Review: Tales From the Darkside – Season Four / Director: Various / Screenplay: Various / Starring: Various / Release Date: Out Now
It’s a sad fact of life that some things don’t age too well. For every Star Trek or Batman: The Animated Series, there’s a Star Trek: The Next Generation (season 1) or Tales From the Darkside. While they both have their kitsch charms, neither holds up particularly well in this High Definition day and age.
Admittedly, there is some fun in seeing actors such as Debbie Harry (Blondie!) camp it up in silly stories about witches, mummies and devil dwarves. In the episode Moth, Harry plays a malicious dying witch who attempts to resurrect herself using only a book of spells and a moth. As her own mother battles to stop her evil daughter’s return to life, a particularly daft battle of wills commences. It’s made all the better thanks to Harry’s bizarre turn as witch Sybil. It says a lot for the quality of the series that Moth is one of the best episodes of season four.
With the legendary George Romero producing, and big names such as Clive Barker and Stephen King lending their work for adaptation, Tales From the Darkside sounds like a guaranteed horror hit. But as anyone who has seen a season two episode of Masters of Horror will attest, even the mighty can fall. Barker’s The Yattering and Jack is a solid idea (it worked fine as part of his Books of Blood, and the comic book adaptation is cool too) but its execution leaves a lot to be desired. Phil Fondacaro looks utterly ridiculous as the Yattering and the episode is all but lost by the time a turkey starts dancing atop Jack’s Christmas tree.
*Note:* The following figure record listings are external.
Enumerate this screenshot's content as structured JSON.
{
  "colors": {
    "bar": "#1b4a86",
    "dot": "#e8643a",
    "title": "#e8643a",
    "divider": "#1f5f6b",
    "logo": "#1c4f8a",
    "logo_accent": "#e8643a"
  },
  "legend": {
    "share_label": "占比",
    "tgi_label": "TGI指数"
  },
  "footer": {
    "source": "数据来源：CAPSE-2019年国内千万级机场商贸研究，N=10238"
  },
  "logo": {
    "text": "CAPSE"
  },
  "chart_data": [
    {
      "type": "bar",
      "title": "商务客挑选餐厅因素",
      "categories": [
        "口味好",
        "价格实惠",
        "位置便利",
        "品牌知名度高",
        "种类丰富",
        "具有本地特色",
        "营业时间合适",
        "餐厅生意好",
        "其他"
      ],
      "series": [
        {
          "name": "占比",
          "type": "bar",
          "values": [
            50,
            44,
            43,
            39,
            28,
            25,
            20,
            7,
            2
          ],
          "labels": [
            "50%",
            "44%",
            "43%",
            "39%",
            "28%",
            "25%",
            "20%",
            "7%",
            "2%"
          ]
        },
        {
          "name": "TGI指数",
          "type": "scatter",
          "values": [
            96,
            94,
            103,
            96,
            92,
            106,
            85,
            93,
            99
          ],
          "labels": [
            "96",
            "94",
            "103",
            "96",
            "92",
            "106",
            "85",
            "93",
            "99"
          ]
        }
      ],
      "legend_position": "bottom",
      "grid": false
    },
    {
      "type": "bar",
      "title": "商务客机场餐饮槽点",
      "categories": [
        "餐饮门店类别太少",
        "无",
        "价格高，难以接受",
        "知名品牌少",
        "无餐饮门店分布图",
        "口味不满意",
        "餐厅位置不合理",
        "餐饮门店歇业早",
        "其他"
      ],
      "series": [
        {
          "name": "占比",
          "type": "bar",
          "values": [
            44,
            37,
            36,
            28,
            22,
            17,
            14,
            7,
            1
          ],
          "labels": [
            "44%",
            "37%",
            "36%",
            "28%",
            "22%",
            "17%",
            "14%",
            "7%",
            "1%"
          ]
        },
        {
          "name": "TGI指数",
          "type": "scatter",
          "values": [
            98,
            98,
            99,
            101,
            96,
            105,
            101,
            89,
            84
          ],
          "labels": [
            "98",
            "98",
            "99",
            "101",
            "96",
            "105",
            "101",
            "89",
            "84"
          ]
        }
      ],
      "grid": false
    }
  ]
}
Stephen King’s Sorry, Right Number fares much better, being the best episode of the lot.
Far too much of the series relies upon really bad comedy. Despite a genuinely impressive looking Mummy, The Grave Robber is tremendously bad, depicting a game of strip poker between a pair of tomb raiders and a lonely mummy. The ending is predictable, the jokes atrocious. But this pales into insignificance next to Seymourlama, which is easily the worst thing in the collection. The ending did bring us some joy though, with teenage Semour’s parents converging upon their son, about to hospitalise the poor brat.
Tales From the Darkside: Season Four is a very mixed bag. For every Sorry, Right Number there’s at least four or five forced and unfunny episodes. It’s much less scary than it should be, even lacking in decent twists or memorable shocks. There are highlights, and it’s definitely amusing on an ironic level, but these tales could surely have been a little more on the dark side.